20. Autisten haben keine Liebesbeziehungen und keine Kinder


Falsch. Viele von uns gehen Partnerschaften ein und gründen Familien. Autismus ist auch kein Grund, auf Kinder zu verzichten. Wenn jemand überfordert mit sich selber ist, ist DIES ein Grund darauf zu verzichten, jedoch kann dies ebenfalls auf neurotypische Menschen zutreffen.


21. Du kannst dich doch auch einfach normal verhalten


Falsch.
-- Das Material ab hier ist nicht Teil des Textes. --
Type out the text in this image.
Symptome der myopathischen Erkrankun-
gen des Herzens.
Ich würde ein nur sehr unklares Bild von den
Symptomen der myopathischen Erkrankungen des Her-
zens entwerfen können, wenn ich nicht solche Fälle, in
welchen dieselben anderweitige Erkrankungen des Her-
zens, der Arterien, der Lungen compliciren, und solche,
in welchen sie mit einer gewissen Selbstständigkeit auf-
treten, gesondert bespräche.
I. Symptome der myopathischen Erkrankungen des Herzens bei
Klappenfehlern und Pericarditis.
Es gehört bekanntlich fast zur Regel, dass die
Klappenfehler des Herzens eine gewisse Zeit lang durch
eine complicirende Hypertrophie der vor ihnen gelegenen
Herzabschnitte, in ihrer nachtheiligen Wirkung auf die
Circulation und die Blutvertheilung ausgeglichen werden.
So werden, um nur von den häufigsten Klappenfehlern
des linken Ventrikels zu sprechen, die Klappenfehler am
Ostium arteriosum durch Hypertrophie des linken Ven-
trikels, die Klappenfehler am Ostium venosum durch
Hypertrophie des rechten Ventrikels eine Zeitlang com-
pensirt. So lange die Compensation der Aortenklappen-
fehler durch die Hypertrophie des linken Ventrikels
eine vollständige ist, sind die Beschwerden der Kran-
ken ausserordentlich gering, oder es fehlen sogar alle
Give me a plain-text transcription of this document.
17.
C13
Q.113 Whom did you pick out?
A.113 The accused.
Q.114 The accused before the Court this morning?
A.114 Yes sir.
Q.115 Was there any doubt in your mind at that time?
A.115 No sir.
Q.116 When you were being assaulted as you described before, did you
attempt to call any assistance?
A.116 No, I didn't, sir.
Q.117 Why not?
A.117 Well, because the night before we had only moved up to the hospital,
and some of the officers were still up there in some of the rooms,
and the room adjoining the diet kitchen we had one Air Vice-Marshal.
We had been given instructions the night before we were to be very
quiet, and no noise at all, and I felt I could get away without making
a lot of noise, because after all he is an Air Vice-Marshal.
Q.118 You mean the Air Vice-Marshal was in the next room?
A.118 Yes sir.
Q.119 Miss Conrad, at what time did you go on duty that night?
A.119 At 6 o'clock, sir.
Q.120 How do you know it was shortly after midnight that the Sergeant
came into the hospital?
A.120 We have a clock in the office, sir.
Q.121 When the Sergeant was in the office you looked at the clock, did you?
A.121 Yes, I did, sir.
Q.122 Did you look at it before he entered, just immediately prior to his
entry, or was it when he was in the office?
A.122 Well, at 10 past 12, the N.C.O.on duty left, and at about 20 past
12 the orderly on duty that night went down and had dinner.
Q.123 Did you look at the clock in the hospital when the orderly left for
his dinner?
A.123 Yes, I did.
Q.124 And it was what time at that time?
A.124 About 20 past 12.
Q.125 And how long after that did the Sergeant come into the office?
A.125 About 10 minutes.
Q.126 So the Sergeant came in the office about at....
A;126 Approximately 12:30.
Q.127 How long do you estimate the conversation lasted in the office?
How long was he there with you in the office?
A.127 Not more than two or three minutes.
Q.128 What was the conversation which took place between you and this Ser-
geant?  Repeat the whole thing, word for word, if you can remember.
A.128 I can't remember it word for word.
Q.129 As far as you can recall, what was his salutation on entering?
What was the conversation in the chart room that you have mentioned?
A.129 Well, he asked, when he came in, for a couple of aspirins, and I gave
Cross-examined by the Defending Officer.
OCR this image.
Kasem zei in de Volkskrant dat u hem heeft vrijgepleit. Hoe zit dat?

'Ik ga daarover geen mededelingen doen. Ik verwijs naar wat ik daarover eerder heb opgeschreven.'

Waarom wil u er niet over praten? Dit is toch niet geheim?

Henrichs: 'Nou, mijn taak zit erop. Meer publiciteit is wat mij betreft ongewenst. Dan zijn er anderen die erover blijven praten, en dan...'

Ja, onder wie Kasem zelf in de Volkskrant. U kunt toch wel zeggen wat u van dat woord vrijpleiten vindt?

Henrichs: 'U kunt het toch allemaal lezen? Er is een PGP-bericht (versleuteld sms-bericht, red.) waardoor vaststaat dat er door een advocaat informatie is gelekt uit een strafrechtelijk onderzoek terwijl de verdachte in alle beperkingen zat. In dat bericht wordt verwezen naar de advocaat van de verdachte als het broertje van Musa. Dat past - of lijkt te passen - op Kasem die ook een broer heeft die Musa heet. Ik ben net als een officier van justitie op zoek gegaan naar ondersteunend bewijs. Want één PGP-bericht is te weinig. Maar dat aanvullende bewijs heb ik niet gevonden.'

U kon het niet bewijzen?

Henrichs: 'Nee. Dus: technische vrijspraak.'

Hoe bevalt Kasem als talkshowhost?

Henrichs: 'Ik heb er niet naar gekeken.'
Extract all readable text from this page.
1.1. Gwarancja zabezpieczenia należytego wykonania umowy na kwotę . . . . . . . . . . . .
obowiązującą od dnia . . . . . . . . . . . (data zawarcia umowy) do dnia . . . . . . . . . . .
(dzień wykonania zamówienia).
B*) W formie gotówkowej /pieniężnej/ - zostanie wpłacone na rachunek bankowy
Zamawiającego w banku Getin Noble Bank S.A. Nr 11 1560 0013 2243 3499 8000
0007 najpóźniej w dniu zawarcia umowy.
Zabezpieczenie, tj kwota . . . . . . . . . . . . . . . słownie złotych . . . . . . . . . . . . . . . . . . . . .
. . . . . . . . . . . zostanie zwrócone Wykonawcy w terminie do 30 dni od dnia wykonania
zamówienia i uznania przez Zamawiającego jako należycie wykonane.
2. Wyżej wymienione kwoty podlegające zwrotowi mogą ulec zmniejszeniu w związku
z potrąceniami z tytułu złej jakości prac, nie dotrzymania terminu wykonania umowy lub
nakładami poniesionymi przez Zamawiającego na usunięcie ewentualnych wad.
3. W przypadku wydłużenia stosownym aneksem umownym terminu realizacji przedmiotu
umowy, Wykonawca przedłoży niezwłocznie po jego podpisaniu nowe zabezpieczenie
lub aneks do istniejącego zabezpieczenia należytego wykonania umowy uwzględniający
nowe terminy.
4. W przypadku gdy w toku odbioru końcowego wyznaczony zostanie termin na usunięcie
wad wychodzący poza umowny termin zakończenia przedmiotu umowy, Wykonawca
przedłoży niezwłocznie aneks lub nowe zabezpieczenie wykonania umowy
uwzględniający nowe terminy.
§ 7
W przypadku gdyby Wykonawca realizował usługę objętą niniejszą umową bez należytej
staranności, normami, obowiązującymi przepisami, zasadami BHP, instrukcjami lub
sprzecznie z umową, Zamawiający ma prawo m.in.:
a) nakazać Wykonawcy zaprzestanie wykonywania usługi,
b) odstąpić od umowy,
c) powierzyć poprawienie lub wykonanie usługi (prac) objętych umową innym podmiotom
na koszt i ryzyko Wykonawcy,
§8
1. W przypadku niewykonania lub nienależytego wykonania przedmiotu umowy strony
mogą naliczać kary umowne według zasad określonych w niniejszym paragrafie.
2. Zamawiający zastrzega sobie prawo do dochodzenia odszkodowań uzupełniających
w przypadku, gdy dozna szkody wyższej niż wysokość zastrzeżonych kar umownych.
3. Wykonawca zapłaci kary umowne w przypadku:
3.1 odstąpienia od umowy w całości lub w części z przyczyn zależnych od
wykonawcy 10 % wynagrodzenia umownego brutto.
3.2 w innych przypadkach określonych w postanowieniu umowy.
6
Weil der Begriff „normal“ für jeden Menschen etwas anderes aussagt. Autistisches Stimming zum Beispiel ist für mich „normal“, für viele neurotypische Menschen wirkt es unnatürlich und sie verstehen den Grund für das Verhalten nicht.

Wenn wir uns „neurotypisch verhalten“ müssen wir sehr viel kompensieren, gegen unsere autistischen Bedürfnisse und unsere autistische Wahrnehmung halten und spielen „eine Rolle“ – wie in einem Theaterstück. Kein neurotypischer Mensch kann ewig Theater spielen – wir auch nicht.


22. Autisten können keinen Sex haben


Falsch. Soweit mir bekannt ist, ist Autismus dafür nicht ausschlaggebend. Wir erfüllen ebenso alle Voraussetzungen dafür, um Geschlechtsverkehr auszuüben. Und wenn man bedenkt, wie viele Eltern nach der Diagnosestellung ihrer autistischen Kinder plötzlich feststellen, selber auch autistisch zu sein, wie wäre das möglich?